In the second set of experiments, they colonised germ-free control and germ-free maternally separated mice with normal healthy microbiota. Then they observed that the colonised control mice maintained the same microbiota, but the germ-free maternally separated mice developed distinct microbial profiles with different metabolic activity, which was associated with the development of anxiety and depression-like behaviour.
“Gut dysfunction and altered stress hormones in maternally separated mice shape the gut microbiota towards a specific phenotype that promotes anxiety and depression-like behaviour,” explains Bercik. “This shows that both the host – the mouse – and microbial factors are required for the induction of the altered behaviour in this model.”

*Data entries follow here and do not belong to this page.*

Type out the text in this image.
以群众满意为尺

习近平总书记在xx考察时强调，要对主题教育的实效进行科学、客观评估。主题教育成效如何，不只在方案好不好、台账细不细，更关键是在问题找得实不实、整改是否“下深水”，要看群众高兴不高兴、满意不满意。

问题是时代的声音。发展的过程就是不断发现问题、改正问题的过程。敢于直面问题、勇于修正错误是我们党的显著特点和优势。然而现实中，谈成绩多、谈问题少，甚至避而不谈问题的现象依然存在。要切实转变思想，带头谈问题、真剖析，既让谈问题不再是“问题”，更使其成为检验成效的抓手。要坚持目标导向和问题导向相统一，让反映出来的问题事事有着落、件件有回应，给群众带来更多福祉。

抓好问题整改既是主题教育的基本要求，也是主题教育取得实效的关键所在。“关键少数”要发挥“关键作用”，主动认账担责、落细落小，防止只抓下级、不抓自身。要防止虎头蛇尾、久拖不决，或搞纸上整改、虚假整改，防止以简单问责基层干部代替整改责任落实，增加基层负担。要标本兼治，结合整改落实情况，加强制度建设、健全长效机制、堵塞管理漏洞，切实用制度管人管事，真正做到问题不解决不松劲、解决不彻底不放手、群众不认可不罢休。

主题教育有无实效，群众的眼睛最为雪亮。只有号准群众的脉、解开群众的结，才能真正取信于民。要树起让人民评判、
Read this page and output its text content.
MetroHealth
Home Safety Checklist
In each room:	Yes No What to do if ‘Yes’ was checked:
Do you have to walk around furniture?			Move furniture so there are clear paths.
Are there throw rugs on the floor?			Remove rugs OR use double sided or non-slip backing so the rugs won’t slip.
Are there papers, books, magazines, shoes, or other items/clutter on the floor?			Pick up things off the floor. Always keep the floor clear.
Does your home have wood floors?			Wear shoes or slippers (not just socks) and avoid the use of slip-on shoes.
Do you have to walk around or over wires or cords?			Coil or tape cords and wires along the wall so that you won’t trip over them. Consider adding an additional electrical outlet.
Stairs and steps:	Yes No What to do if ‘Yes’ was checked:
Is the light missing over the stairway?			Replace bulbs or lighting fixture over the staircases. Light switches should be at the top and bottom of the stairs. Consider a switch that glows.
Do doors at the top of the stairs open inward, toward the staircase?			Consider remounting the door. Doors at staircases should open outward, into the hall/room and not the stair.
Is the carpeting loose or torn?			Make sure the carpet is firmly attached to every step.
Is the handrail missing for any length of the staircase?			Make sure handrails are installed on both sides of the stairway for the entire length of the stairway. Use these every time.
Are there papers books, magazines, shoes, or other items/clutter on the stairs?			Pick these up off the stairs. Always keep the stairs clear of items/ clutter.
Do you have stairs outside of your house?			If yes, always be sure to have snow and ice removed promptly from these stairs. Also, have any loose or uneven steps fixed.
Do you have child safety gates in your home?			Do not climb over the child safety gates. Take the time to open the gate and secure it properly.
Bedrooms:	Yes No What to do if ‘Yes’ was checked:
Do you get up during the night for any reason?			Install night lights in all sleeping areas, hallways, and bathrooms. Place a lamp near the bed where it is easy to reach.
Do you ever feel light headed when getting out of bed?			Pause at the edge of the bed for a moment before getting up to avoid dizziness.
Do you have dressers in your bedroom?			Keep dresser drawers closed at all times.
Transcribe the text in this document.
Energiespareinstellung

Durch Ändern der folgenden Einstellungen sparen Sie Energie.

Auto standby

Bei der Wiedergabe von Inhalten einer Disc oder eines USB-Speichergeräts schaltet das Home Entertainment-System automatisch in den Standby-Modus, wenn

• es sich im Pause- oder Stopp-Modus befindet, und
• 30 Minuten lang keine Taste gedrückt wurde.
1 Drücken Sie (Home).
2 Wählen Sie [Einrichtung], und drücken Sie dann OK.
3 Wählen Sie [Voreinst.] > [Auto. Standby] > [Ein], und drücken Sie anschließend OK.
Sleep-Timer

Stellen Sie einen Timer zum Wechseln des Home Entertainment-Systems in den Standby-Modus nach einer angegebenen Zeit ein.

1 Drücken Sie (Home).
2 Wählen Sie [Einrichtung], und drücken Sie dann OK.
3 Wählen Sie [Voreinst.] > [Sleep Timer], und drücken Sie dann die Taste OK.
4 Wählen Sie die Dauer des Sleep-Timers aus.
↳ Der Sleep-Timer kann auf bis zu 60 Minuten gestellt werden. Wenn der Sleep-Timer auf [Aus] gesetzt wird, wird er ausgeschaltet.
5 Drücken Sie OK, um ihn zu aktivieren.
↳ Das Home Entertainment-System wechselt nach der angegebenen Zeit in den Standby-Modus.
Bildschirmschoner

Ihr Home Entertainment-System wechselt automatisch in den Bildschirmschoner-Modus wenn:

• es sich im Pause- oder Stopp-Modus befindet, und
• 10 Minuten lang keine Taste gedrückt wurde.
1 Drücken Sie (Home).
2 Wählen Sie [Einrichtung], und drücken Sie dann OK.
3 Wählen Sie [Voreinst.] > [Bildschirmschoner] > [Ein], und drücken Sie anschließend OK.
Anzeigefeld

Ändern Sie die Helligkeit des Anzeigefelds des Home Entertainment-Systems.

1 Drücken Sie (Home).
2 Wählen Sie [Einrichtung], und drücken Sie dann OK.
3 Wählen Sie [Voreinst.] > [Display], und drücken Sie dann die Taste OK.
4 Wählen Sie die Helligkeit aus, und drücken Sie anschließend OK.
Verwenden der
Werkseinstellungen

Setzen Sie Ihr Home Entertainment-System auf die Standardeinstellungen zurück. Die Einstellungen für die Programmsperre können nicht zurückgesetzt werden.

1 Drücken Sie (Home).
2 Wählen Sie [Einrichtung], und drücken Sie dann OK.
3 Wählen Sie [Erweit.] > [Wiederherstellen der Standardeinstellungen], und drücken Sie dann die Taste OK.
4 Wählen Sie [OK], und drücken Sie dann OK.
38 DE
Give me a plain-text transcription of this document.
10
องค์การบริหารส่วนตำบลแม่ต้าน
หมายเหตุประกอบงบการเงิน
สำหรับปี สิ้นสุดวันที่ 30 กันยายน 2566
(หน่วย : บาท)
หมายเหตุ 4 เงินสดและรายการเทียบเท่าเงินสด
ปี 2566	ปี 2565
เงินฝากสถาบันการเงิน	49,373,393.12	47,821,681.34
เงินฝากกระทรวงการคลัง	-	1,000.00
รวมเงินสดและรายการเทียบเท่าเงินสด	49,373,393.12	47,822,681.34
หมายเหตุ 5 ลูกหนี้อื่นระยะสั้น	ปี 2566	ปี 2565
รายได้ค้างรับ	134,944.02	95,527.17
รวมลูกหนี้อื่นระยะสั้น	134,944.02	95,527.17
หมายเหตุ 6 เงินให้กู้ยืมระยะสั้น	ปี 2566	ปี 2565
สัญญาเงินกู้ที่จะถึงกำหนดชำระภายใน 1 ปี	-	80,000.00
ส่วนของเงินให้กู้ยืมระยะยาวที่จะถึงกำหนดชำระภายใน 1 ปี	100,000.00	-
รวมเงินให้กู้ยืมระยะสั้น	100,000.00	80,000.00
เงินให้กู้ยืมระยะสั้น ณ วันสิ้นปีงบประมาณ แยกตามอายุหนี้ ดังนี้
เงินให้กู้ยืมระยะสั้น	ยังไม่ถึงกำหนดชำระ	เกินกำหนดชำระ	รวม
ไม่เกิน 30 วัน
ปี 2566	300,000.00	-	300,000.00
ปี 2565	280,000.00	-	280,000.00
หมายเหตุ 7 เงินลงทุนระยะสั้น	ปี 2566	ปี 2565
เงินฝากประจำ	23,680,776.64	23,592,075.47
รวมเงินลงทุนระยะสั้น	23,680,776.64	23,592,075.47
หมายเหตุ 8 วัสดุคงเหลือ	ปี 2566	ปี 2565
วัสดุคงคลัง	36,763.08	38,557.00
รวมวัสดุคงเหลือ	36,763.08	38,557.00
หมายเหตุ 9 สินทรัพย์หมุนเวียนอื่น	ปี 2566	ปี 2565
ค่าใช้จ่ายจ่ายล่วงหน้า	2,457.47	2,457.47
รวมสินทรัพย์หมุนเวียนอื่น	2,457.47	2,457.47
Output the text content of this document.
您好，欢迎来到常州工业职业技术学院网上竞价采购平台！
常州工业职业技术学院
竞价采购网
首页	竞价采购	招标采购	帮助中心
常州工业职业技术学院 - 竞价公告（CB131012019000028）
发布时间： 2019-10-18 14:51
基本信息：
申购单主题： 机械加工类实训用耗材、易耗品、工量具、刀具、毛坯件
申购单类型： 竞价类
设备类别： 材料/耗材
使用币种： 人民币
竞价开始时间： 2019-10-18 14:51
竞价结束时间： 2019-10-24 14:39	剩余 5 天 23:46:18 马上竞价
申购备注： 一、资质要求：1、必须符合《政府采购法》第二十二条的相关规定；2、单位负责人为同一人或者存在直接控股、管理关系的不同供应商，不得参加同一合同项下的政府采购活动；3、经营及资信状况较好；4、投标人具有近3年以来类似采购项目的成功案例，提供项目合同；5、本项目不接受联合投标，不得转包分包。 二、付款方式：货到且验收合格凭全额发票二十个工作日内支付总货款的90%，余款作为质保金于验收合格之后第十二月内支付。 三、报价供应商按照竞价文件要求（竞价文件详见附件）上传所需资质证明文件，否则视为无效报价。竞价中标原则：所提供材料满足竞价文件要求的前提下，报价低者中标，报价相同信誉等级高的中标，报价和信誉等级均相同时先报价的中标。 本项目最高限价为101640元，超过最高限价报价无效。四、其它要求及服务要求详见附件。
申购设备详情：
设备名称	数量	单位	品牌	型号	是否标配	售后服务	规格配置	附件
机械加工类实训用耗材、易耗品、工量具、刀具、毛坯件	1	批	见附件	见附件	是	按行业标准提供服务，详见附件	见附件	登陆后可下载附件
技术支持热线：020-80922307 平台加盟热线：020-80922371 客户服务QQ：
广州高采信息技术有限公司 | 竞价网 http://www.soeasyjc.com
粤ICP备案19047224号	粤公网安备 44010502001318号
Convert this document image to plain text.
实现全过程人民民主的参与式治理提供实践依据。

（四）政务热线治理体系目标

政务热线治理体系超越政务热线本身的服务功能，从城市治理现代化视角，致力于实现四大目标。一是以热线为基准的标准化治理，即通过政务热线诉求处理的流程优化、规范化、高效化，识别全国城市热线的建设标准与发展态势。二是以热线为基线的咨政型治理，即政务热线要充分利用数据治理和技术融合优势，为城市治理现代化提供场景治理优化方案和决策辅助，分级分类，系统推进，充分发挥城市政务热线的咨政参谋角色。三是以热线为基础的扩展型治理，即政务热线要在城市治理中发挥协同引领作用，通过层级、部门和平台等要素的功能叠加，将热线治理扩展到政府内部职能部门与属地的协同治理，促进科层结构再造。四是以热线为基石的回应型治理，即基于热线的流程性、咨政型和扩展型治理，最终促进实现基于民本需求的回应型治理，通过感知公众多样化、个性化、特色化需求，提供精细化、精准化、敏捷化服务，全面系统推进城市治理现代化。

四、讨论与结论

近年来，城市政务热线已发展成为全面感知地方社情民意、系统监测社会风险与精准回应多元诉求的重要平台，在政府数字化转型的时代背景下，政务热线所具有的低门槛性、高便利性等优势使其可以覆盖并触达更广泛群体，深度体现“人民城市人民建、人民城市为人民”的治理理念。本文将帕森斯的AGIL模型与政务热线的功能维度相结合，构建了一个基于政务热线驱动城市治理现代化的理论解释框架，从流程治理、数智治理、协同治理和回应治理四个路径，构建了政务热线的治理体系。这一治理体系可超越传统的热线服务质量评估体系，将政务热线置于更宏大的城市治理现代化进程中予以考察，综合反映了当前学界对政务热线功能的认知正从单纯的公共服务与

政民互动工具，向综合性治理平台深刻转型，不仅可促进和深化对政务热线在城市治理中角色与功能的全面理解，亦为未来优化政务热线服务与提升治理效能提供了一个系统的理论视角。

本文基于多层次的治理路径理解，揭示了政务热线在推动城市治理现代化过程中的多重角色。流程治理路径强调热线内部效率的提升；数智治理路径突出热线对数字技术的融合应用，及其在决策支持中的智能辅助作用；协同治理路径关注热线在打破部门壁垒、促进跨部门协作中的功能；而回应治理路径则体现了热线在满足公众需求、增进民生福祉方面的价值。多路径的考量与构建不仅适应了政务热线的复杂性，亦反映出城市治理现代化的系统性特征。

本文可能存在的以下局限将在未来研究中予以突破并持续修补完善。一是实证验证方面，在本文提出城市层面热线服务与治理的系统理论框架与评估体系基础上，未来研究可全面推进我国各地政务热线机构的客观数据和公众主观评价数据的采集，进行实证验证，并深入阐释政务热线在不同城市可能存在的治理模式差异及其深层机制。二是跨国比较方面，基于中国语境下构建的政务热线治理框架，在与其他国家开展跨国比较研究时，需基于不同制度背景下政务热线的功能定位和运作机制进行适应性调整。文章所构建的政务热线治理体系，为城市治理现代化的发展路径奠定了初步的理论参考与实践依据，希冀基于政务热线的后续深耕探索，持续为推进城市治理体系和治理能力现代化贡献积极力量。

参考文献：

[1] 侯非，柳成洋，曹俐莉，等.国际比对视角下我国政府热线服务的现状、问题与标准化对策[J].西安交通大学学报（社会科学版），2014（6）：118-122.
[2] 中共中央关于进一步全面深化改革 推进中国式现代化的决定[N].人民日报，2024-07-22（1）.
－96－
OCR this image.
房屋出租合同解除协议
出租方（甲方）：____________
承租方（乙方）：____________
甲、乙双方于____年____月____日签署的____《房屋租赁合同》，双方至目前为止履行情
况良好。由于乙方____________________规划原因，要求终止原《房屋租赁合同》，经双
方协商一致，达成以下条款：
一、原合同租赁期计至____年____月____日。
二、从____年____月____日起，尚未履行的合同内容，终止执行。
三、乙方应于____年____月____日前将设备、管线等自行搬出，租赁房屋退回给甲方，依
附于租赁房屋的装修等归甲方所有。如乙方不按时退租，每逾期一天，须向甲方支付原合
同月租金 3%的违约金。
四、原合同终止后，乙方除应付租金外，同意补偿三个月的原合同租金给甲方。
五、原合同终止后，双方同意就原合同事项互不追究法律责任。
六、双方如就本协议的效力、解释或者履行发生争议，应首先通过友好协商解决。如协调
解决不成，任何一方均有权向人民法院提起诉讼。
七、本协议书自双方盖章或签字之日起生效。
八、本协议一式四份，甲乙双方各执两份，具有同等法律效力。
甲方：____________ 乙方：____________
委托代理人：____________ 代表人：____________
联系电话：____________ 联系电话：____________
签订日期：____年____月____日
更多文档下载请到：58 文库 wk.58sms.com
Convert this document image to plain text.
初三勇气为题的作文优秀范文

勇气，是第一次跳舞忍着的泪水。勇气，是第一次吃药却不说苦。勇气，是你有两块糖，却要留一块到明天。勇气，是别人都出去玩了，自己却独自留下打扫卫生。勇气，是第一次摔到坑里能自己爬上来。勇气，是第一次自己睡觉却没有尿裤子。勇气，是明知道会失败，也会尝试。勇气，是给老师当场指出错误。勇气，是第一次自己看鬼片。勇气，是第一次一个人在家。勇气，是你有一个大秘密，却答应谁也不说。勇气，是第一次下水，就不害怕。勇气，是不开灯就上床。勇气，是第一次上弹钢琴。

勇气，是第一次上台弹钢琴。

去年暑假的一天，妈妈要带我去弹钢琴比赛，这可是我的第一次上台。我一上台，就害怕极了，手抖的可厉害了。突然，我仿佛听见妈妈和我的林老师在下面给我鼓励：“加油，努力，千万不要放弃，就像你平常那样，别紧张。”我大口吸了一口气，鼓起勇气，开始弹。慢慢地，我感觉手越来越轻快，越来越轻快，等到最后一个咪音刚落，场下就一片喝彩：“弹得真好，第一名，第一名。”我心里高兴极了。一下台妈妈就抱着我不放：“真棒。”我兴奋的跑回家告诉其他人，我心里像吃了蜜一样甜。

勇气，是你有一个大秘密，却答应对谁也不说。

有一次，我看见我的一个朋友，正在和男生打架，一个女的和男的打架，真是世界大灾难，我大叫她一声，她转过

The results of this new study throw light on the understanding of how gut microbiota can shape host behaviour. It would be important to determine whether this also applies to humans. “Many studies in humans showed that early life stress, in the form of neglect or abuse, can lead to psychiatric disorders later in life. This is likely through the impact on the neural system, which is very plastic in early life,” says Bercik.
If these results were confirmed in humans, treatment with probiotics or specific diets could be useful in preventing or improving the consequences of early life stress.
Bercik and his team had previously shown in 2011 that bacteria can change exploratory behaviour in a study with healthy mice that were administered non-absorbable antibiotics and which became more daring and active. Also, they demonstrated in a 2010 study that a specific probiotic B. longum improves inflammation-induced anxiety (also in rodents).